Implizites Wissen digitalisieren: So sichern KMU Erfahrungswissen

Häufige Fragen
Was ist implizites Wissen und warum ist es für KMU so wichtig?
Implizites Wissen ist Erfahrungswissen, das nicht dokumentiert ist – es steckt in Routinen, Intuition und jahrelanger Praxis einzelner Mitarbeiter. Für KMU ist es oft der eigentliche Wettbewerbsvorteil, weil es Qualität, Kundenbeziehungen und Problemlösungskompetenz ausmacht. Geht eine Schlüsselperson, geht dieses Wissen mit.

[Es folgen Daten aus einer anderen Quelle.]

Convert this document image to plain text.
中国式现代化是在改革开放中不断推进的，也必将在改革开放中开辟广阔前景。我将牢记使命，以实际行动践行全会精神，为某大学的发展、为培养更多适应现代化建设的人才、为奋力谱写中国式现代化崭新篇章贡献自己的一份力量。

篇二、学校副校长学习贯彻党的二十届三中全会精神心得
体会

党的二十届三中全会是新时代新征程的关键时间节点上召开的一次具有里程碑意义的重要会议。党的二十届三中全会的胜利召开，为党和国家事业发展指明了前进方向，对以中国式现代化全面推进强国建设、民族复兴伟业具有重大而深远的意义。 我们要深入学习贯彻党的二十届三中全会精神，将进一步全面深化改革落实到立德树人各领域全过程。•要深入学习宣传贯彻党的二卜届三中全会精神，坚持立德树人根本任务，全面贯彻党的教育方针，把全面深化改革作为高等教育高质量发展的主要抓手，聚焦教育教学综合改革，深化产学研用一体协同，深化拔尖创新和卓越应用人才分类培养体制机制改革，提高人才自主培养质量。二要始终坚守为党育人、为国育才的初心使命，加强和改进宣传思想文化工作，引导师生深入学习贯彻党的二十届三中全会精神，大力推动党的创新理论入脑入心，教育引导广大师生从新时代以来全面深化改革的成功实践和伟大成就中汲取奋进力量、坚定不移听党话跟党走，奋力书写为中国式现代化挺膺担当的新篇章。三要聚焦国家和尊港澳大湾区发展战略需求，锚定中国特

Wie kann ich Erfahrungswissen im Handwerksbetrieb festhalten?
Bewährte Methoden sind strukturierte Wissensinterviews mit erfahrenen Fachkräften, kurze Video-Dokumentationen von Handgriffen und Abläufen sowie der Aufbau eines einfachen internen Wikis. KI-Tools können bei der Transkription und Aufbereitung unterstützen. Wichtig ist, früh genug zu beginnen – idealerweise ein bis zwei Jahre vor der Pensionierung.
Welche Förderungen gibt es in Österreich für Wissensmanagement-Projekte?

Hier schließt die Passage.